James Lee Burke | Verschwinden ist keine Lösung (Band 23)

James Lee Burke | Verschwinden ist keine Lösung (Band 23)

Es ist geschafft. Mit dem 23. Band endet (vermeintlich) eine der am längsten laufenden Krimireihen. 1987 erschien mit „Neon Rain“ (dt. „Neonregen“) der erste Band um Dave Robicheaux, damals noch beim New Orleans Police Department. James Lee Burke hat die Reihe nun mit „A Private Cathedral“ (die Titel waren schon immer oft schwer zu übersetzen, der deutsche Titel diesmal wirkt etwas unbeholfen) scheinbar abgeschlossen. Mehr oder weniger zumindest, denn offenbar hat Burke bereits einen Titel mit Daves Intimus Cletus „Clete“ Purcel vorbereitet. Mit dem vorliegenden Band endet auch ein verlegerisches Großprojekt. 2015 veröffentlichte Günther Butkus den 15. Band „Sturm über New Orleans“, nachdem mehrere Titel zuvor nicht mehr ins Deutsche übersetzt worden waren. Er traf damit einen Nerv und war Teil eines Comebacks des Autors in Deutschland. Anschließend nahm Butkus die große Aufgabe an, die gesamte Reihe im Pendragon Verlag wiederaufzulegen bzw. als deutsche Erstausgabe zu veröffentlichen.

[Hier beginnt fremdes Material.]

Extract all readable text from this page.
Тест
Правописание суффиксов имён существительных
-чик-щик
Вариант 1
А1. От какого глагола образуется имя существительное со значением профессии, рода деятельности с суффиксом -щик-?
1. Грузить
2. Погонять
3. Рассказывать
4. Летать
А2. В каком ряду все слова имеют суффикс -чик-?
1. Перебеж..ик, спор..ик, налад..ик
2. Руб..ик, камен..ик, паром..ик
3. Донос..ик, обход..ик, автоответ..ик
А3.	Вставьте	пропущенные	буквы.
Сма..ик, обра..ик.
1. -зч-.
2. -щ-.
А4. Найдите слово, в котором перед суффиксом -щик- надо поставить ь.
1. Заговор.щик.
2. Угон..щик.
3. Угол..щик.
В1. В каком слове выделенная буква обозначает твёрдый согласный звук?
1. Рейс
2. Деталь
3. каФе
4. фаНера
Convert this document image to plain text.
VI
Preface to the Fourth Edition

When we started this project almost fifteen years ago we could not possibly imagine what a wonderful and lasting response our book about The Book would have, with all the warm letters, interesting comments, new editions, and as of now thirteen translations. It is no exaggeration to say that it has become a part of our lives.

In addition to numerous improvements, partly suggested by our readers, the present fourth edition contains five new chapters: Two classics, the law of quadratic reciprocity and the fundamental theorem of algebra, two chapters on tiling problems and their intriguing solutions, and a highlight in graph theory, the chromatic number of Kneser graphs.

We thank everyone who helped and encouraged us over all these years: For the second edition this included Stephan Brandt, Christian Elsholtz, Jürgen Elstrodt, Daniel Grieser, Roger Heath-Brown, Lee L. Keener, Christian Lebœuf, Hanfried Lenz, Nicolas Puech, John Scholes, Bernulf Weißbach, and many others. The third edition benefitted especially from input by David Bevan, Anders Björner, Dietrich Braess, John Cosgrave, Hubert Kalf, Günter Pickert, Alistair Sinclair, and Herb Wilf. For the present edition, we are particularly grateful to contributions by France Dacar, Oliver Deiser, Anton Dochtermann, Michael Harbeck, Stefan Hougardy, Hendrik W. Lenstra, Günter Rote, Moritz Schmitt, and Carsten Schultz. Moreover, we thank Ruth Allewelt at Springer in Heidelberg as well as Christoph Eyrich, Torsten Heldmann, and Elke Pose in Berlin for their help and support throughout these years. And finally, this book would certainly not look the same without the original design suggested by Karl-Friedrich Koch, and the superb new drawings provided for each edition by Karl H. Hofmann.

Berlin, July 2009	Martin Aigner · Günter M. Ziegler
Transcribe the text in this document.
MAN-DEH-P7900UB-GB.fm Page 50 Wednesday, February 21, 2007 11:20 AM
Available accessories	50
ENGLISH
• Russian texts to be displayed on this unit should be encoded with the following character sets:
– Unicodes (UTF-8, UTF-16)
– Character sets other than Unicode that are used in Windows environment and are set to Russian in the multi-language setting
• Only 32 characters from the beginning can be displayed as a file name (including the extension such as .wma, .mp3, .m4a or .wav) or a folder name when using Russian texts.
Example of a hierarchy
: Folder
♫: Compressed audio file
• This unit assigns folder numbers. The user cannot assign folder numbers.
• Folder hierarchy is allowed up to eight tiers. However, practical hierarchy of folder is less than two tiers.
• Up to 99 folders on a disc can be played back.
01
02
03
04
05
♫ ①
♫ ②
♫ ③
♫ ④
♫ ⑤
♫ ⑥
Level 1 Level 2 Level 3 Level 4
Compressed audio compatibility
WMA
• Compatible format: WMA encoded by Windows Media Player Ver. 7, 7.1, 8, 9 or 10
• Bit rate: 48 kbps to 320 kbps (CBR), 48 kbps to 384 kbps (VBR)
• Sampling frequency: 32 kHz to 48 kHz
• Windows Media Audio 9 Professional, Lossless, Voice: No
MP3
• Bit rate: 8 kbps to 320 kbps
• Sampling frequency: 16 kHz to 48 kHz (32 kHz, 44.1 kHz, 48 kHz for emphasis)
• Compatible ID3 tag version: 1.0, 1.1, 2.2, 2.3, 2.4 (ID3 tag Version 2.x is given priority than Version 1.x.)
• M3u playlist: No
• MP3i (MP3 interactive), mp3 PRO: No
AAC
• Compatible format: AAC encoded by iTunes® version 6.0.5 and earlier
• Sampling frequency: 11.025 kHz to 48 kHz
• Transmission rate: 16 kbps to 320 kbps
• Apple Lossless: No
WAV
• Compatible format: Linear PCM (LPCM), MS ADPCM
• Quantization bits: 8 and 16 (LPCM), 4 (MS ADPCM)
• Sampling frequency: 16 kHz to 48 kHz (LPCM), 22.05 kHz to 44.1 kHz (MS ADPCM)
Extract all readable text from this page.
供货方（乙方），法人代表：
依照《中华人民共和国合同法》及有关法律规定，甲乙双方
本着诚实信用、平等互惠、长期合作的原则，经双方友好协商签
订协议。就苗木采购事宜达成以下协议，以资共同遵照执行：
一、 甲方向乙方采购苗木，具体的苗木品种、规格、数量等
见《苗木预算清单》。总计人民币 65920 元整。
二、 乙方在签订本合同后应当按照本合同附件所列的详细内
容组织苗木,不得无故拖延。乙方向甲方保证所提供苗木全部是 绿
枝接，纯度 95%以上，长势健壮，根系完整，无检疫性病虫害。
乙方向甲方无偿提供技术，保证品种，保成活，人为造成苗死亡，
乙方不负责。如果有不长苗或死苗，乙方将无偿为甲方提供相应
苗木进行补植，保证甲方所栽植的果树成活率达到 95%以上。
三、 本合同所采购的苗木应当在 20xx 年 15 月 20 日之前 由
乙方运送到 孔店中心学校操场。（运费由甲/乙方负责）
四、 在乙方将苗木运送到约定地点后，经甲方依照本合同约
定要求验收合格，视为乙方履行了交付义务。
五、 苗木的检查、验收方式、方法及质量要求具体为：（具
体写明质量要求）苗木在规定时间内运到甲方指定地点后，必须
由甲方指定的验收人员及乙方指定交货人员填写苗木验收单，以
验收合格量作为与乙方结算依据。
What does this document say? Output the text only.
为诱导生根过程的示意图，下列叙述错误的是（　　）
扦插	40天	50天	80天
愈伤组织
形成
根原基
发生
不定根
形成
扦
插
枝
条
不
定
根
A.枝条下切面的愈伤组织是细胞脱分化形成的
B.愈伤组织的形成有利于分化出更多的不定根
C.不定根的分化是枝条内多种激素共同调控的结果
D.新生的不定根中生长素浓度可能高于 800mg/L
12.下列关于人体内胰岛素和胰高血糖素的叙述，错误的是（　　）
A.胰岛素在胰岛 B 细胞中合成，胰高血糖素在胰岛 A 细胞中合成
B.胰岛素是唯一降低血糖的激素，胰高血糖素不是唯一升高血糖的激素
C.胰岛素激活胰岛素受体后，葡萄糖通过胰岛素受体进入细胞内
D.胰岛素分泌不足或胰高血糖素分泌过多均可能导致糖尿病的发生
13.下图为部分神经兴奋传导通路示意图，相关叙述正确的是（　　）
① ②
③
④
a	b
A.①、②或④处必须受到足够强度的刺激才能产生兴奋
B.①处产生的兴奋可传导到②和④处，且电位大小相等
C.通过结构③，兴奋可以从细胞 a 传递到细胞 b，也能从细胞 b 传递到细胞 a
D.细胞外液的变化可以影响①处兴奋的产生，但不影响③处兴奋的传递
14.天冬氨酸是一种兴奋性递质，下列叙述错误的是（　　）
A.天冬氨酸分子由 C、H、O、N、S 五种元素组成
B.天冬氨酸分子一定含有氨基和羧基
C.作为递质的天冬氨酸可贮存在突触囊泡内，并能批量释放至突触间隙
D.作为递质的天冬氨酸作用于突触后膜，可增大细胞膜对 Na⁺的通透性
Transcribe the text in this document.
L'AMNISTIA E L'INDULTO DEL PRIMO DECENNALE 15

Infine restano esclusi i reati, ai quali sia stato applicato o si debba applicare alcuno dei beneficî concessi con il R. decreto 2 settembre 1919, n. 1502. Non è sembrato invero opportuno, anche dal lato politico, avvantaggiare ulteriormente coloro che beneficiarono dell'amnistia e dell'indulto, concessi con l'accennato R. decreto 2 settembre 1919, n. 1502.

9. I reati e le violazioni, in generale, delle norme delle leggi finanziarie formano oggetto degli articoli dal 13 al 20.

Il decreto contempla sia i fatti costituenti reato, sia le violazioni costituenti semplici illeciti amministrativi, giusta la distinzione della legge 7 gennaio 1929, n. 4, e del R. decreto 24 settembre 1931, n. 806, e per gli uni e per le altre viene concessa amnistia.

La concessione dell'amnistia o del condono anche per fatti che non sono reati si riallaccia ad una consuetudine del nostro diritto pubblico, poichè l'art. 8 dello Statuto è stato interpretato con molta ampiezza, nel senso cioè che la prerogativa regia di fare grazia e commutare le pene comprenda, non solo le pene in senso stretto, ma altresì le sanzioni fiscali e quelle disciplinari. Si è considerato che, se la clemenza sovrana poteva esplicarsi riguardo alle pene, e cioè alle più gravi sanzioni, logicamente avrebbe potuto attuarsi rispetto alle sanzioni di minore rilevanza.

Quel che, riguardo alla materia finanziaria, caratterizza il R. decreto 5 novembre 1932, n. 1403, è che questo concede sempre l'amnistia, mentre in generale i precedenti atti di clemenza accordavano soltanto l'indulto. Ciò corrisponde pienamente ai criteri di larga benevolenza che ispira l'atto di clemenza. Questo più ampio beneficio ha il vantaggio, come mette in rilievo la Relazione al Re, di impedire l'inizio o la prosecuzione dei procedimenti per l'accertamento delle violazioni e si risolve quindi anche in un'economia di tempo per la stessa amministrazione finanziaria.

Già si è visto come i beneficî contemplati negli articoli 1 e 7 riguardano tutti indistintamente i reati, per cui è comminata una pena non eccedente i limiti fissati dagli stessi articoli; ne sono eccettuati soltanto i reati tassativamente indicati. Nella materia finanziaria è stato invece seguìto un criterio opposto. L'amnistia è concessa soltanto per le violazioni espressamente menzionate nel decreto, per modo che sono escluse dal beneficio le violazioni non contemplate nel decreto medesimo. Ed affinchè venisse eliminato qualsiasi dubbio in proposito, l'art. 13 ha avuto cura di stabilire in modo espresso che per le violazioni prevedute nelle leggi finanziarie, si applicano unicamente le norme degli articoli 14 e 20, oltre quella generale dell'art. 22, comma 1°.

Zeitlich spielt „Verschwinden ist keine Lösung“ irgendwann vor 9-11 und ist damit in der Chronologie irgendwo mittendrin. Auch wenn es natürlich eine Chronologie gibt und eine gewisse Entwicklung im Leben der Hauptfiguren – allen voran Daves Ehefrauen und seine irgendwann erwachsene Tochter Alafair – es war eigentlich nicht allzu sehr problematisch, einzelne Bände nicht in der richtigen Reihenfolge zu lesen. Für Neueinsteiger bietet es sich allerdings nie an, mit dem letzten Band zu beginnen. Dieses Mal kommt außerdem hinzu, dass dieser Roman sich für meinen Geschmack nochmal sehr an die eingeweihten Kenner des Robicheaux’schen Kosmos richtet. „A Private Cathedrale“ ist eine Quintessenz der gesamten Reihe, in der Dave und Clete als Aufrechte und Gerechtigkeitsfanatiker einen zwar von kleinen Erfolgen gekennzeichneten, aber letztlich scheinbar vergeblichen Kampf gegen „das Böse“ führen, diesmal noch stärker begleitet von metaphysischen, übernatürlichen Elementen, eingebettet in die traumhafte Landschaft Lousianas..

„Willst du dir noch etwas von Seele reden, Streak?“
„Ich habe ‚Warn-Träume‘. Stürmische See, eine Galeere mit Strafgefangenen, die an die Riemen gekettet sind. Sie sehen aus, als wären sie in der Hölle.“
„Du hast mir gerade eine Scheißangst eingejagt.“
„Warum?“
„Ich hatte den gleichen Traum.“
Es fühlte sich an, als hätte er mir in die Magengrube getreten. (Auszug S.71)

Wie die meisten Romane der Reihe ist eine Inhaltsangabe eher schwierig, denn Burke schickt seine Hauptfiguren in einen sehr komplexen Plot, in dem die Suche nach der Quelle der menschlichen Grausamkeit sich als rote Faden durch die Seiten zieht. Durch eine zufällige Begegnung an einem Pier in Texas lernt Dave die junge Isabell Belangie kennen, Tochter eines Mafiaso, die angeblich an den rivalisierten Clan um den skrupellosen Mark Shondell als Faustpfand „abgegeben“ wurde. Dies ruft Dave auf den Plan, der diesen „Menschenhandel“ hinterfragt und in ein Nest von Soziopathen stößt. Es geht um kriminelle Machenschaften, Grausamkeiten und ein Wiedererstarken rassistischer Politik. Und dann taucht der noch ein „Zeitreisender“ auf, Gideon Richetti, ein grausamen Rächer, allerdings auf der Suche nach Erlösung. Das klingt nicht nur biblisch-mystisch, sondern ist es auch. Das Fantastische, das den traumatisierten Dave (und auch Cletus) immer wieder mal in den Romanen begegnet, wird hier auf die Spitze getrieben, steht aber immer im Kontext zum zentralen Thema des Romans.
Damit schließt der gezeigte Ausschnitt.